To study the subject in detail, it was ne cessary to examine the relative effects of hot and cold water; the relation between the quantity of gas produced, and of water injected, at different temperatures of the bottom of the boiler; and to raise the temperature of the metal so high that no objection on that score should exist to the results. Moreover, the oxidated surface was to be removed, and the boiler exposed to the action of the water in as clean a state as the nature of the case admitted. The gas was collected in graduated jars, the water drawn in by the forc ing-pump was taken from a measure, and the quantities injected noted. The time was also noted between the experiments.

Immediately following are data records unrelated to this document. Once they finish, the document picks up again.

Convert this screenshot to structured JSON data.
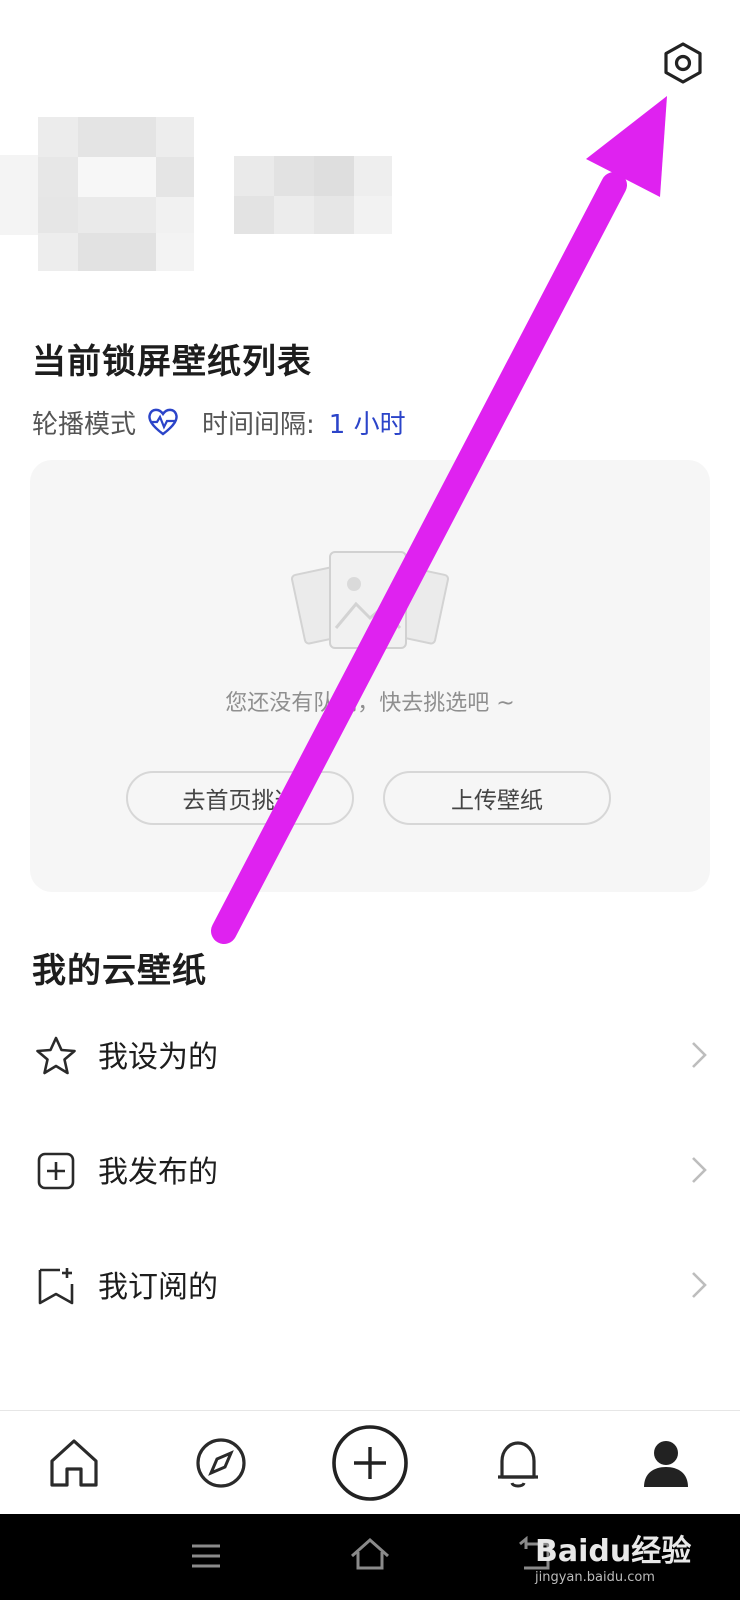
{
  "top_bar": {
    "settings_icon": "hexagon-gear-icon"
  },
  "profile": {
    "avatar": "blurred-avatar",
    "name": "blurred-name"
  },
  "lock_wallpaper": {
    "title": "当前锁屏壁纸列表",
    "mode_label": "轮播模式",
    "mode_icon": "heart-pulse-icon",
    "interval_label": "时间间隔:",
    "interval_value": "1 小时",
    "empty_text": "您还没有队列，快去挑选吧 ~",
    "pick_button": "去首页挑选",
    "upload_button": "上传壁纸"
  },
  "cloud": {
    "title": "我的云壁纸",
    "items": [
      {
        "label": "我设为的",
        "icon": "star-icon"
      },
      {
        "label": "我发布的",
        "icon": "plus-square-icon"
      },
      {
        "label": "我订阅的",
        "icon": "bookmark-plus-icon"
      }
    ]
  },
  "tabbar": {
    "tabs": [
      "home-icon",
      "compass-icon",
      "add-icon",
      "bell-icon",
      "profile-icon"
    ],
    "active": "profile-icon"
  },
  "system_nav": [
    "menu-icon",
    "home-outline-icon",
    "back-icon"
  ],
  "watermark": {
    "text": "Baidu经验",
    "sub": "jingyan.baidu.com"
  },
  "colors": {
    "accent": "#2b44c9",
    "annotation_arrow": "#df22f0"
  }
}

The conclusions to which the Committee were brought, render a detailed exhibition of the experiments unnecessary, except so far as such a statement may go to show the degree of care which was used in prosecuting the subject, and thus to give confidence in the results. The experiments of the first day in which the gas was collected as already described, were tentative, they served to render the methods of experimenting more precise.

On the second day one of the glass plates in the boiler-head cracked and the escape of gas with the steam, through the crack, rendered the results as to quantity inconclusive. The gas was uniformly found to extinguish a candle, and not to burn itself. The mercury in the iron tube into which the thermometer N, plate 1, dipped, soon boiled; the thermometer had been previously removed. The thermometer in the other tube M was observed as giving an indication of whether the temperature within was increasing or diminishing.